Currently, the only other chips that reach 1kW of power density are Nvidia’s incoming Blackwell family of GPUs, although Intel is rumored to be developing a 1.5kW chip.
Currently, almost all of AWS’ data centers use air cooling technology, but Kalyanaraman said AWS is now looking to adopt single-phase cold plate technology instead of immersion cooling to support high-density workloads.
Furthermore, he said the company has also been looking to further optimize its data centers through strategic rack positioning and networking setups, work which includes ensuring the company’s next-generation switches support 51.2Tbps and working with EML, laser, and transponder providers to mix and match optical components.

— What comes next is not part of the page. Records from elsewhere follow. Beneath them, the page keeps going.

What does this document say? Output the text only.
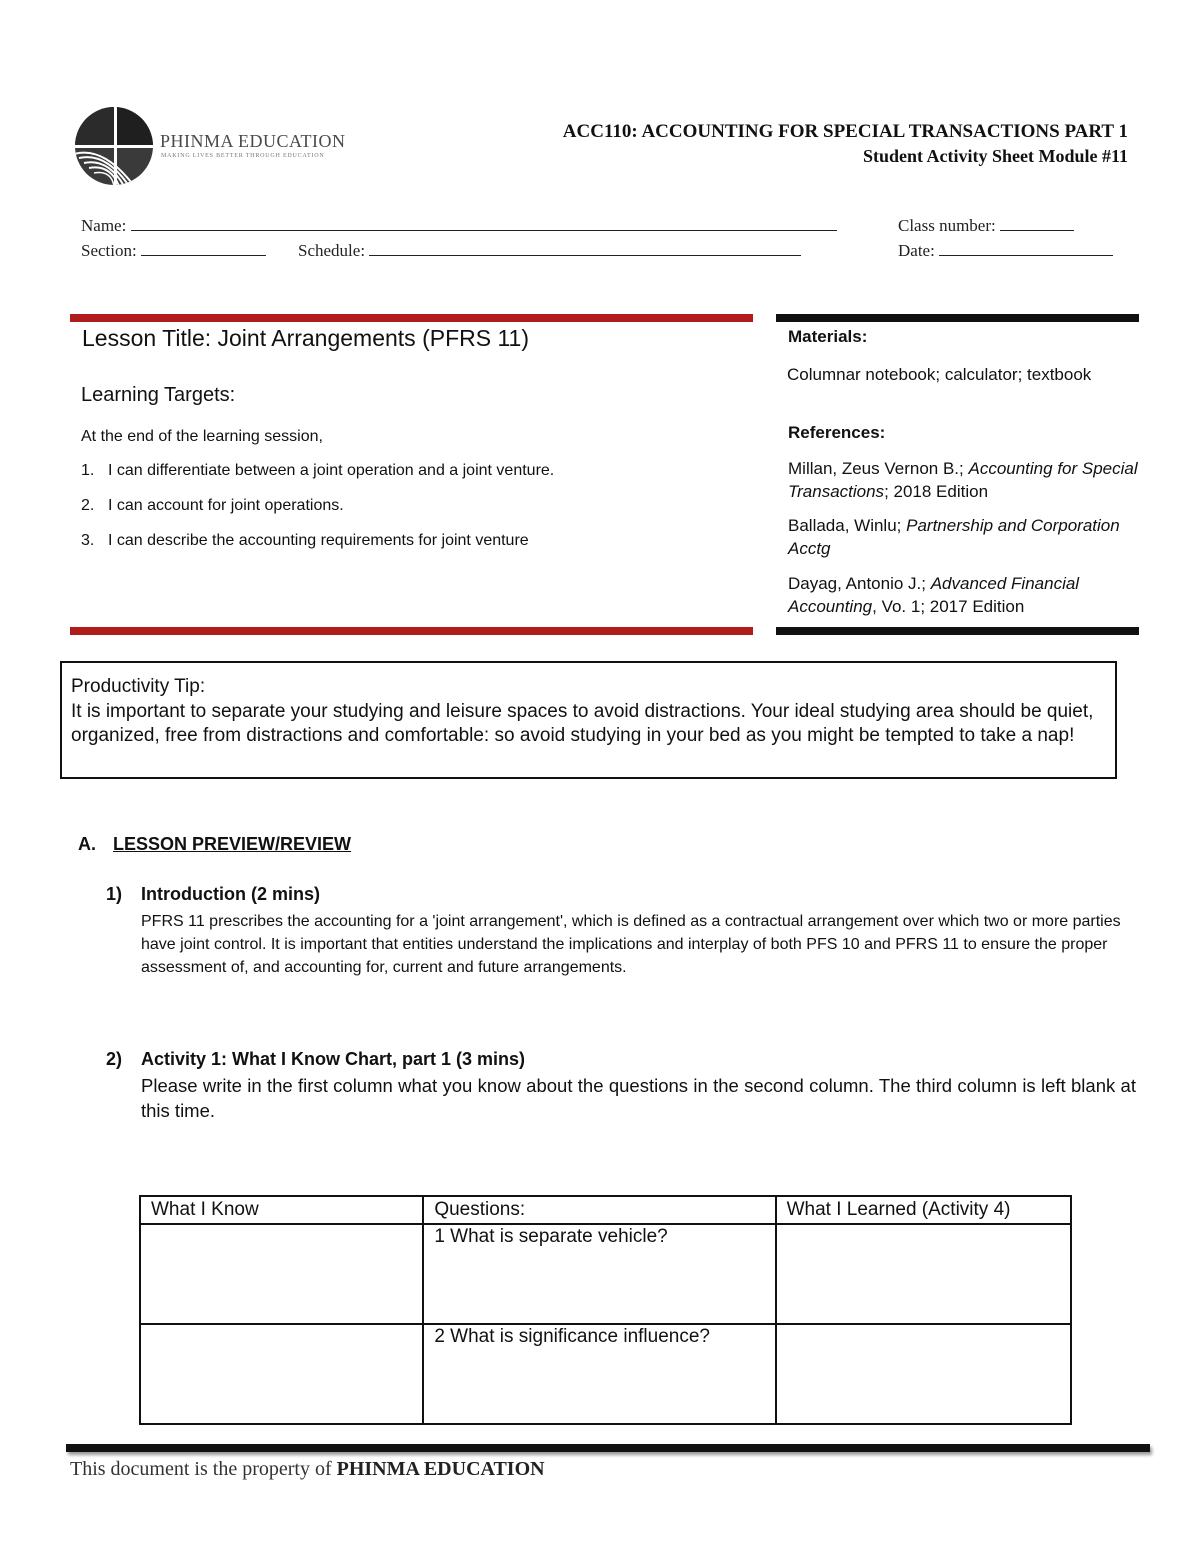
PHINMA EDUCATION
MAKING LIVES BETTER THROUGH EDUCATION
ACC110: ACCOUNTING FOR SPECIAL TRANSACTIONS PART 1
Student Activity Sheet Module #11
Name:	Class number:
Section:	Schedule:	Date:
Lesson Title: Joint Arrangements (PFRS 11)
Learning Targets:
At the end of the learning session,
1. I can differentiate between a joint operation and a joint venture.
2. I can account for joint operations.
3. I can describe the accounting requirements for joint venture
Materials:
Columnar notebook; calculator; textbook
References:
Millan, Zeus Vernon B.; Accounting for Special Transactions; 2018 Edition
Ballada, Winlu; Partnership and Corporation Acctg
Dayag, Antonio J.; Advanced Financial Accounting, Vo. 1; 2017 Edition
Productivity Tip:
It is important to separate your studying and leisure spaces to avoid distractions. Your ideal studying area should be quiet, organized, free from distractions and comfortable: so avoid studying in your bed as you might be tempted to take a nap!
A. LESSON PREVIEW/REVIEW
1) Introduction (2 mins)
PFRS 11 prescribes the accounting for a 'joint arrangement', which is defined as a contractual arrangement over which two or more parties have joint control. It is important that entities understand the implications and interplay of both PFS 10 and PFRS 11 to ensure the proper assessment of, and accounting for, current and future arrangements.
2) Activity 1: What I Know Chart, part 1 (3 mins)
Please write in the first column what you know about the questions in the second column. The third column is left blank at this time.
What I Know	Questions:	What I Learned (Activity 4)
	1 What is separate vehicle?	
	2 What is significance influence?	
This document is the property of PHINMA EDUCATION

According to Fierce Networks, Kalyanaraman did not provide any information about when Trainium3 would be available or when AWS would start rolling out liquid cooling in its data centers.
In September 2023, Amazon announced it would invest up to $4 billion in generative AI startup Anthropic, with the company stating that Anthropic will use AWS Trainium and Inferentia chips to build, train, and deploy its future models.